Written by Emily Harstone | May 8, 2014

I have submitted my work to well over 300 different journals in the past two years, and many more before that. When I first started submitting four years ago, one or two journals charged writers a couple of bucks to submit their work for consideration.

This fee did not cover anything else. It did not ensure that the writers work was considered more seriously, it did not guarantee editorial feedback, all it did was allow the writer to submit their work for consideration to be published.

Most journals back then justified this choice by saying that they were charging writers only $2-$3 dollars and it that cost writers about that much to submit via post. I still took issue with that argument. After all, it is one thing to pay the post office if submitting by mail is the only way, it is another thing to pay a literary journal to open email, read it, and more often then not, reject your work with a generic email.

I am not opposed to supporting literary journals. I subscribe to a number of them, but they should not be making their money by charging authors directly without offering anything tangible in return. On that same note, I will only enter contest where I am rewarded with a subscription to the magazine.

In the last two years there has been a solid shift towards charging authors submission fees. Most magazines that charge authors are not going to pay these authors even if they accept their work. This is a real issue for me.

At first it was only older more established journals that were charging readers to submit electronically. It is strange because most of these journals won’t even consider work  submitted by mail, so paying is truly your only option.

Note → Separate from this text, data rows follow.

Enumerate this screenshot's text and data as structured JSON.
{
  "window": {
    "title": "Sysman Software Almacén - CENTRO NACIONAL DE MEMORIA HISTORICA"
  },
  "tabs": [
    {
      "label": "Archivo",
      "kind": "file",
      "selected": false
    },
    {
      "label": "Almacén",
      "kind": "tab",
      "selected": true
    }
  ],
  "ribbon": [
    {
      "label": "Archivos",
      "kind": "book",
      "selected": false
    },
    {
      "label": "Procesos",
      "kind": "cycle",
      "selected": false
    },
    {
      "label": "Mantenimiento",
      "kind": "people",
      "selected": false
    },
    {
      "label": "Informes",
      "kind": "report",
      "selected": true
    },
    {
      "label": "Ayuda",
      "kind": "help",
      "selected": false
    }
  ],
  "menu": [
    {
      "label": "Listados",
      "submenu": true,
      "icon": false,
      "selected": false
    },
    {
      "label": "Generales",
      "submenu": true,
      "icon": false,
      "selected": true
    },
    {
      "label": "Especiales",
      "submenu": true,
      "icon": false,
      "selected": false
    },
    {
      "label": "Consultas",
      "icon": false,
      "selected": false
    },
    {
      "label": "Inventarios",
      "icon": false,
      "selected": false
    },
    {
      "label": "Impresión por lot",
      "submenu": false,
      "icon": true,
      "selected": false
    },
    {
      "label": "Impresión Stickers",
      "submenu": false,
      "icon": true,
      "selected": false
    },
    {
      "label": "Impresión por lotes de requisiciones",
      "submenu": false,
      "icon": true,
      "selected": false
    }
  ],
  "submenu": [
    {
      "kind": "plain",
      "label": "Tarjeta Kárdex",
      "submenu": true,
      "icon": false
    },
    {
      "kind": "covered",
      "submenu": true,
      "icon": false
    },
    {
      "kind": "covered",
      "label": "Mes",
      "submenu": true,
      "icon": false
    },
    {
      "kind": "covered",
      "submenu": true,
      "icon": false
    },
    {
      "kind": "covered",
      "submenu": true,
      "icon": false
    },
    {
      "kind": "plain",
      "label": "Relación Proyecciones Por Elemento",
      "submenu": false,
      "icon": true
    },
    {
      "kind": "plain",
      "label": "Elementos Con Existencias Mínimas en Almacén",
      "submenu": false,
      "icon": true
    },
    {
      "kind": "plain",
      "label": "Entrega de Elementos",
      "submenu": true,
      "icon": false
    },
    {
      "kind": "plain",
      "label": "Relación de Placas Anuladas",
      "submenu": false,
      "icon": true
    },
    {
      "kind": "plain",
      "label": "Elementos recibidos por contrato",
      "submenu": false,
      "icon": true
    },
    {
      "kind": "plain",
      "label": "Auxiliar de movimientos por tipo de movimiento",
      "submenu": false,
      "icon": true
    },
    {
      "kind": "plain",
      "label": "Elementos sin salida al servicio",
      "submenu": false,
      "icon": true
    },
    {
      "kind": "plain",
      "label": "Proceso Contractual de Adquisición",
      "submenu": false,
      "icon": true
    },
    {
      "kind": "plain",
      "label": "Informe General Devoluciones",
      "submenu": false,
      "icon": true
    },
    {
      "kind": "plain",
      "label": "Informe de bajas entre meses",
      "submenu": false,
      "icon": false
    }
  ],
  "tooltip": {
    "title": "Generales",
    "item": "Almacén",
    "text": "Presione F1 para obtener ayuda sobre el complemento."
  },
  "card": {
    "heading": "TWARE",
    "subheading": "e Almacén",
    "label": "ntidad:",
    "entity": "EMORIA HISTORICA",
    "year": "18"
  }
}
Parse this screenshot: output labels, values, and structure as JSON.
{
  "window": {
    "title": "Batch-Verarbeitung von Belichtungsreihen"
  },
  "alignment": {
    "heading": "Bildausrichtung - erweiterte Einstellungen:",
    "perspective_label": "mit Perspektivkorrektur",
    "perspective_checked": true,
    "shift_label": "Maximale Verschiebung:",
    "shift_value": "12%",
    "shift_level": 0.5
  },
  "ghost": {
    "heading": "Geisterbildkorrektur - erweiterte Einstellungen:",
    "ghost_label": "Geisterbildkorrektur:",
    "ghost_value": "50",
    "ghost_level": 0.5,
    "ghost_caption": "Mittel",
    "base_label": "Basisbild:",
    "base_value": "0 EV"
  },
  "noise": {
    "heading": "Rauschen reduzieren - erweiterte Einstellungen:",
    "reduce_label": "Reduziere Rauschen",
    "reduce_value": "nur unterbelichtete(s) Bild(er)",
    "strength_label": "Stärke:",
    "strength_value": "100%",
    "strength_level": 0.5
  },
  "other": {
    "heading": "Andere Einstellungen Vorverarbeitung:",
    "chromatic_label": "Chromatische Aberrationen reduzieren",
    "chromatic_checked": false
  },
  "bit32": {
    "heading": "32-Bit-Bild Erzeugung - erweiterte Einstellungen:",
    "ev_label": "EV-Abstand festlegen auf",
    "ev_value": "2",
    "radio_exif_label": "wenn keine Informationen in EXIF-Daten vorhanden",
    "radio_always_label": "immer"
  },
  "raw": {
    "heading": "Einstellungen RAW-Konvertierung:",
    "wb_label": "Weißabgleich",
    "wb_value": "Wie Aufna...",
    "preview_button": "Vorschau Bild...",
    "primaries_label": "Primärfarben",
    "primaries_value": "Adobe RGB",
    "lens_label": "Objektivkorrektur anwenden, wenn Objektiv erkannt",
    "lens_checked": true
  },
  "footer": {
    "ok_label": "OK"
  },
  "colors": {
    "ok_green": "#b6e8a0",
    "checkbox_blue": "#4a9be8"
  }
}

Some journals say this is because submission services, that save time for editors, like Submittable (formerly submishmash) charge the magazines to use them. Still that does not make a huge difference. Many journals manage to skirt this issue by selling people copies, having Kickstarters with rewards writers actually want, etc. Also most literary journals are nonprofits and submittable gives all nonprofits 50% off.

Lately I have even seen brand new journals with no reputation, and no Submittable account charging readers to submit. This issue has gotten out of hand. But the tipping point has yet to happen, you can still submit to the vast majority of journals for free. I am hoping it stays that way, but I am not assuming that it will.

One of the ways that I push against this new movement to charge to submit is by not submitting to journals that do charge. I also never review them. Authors Publish only publishes reviews of journals that do not charge for submissions.

Even though I no longer submit to Crazyhorse and a few other esteemed journals, there are still hundreds of prestigious journals that I can submit to without paying a premium to have my work considered.

One of the additional factors that complicates this whole issue is solicited submissions. Many of the more prestigious journals already solicit many of their submissions from poets that they admire. These poets generally do not submit through normal avenues. They never pay to have their work considered and it is in fact almost always accepted.

Ultimately you will have to make your own mind up about paying to submit to journals. It is your money after all. But in the meantime I will continue to review excellent journals who do not charge writers a fee to have their work considered.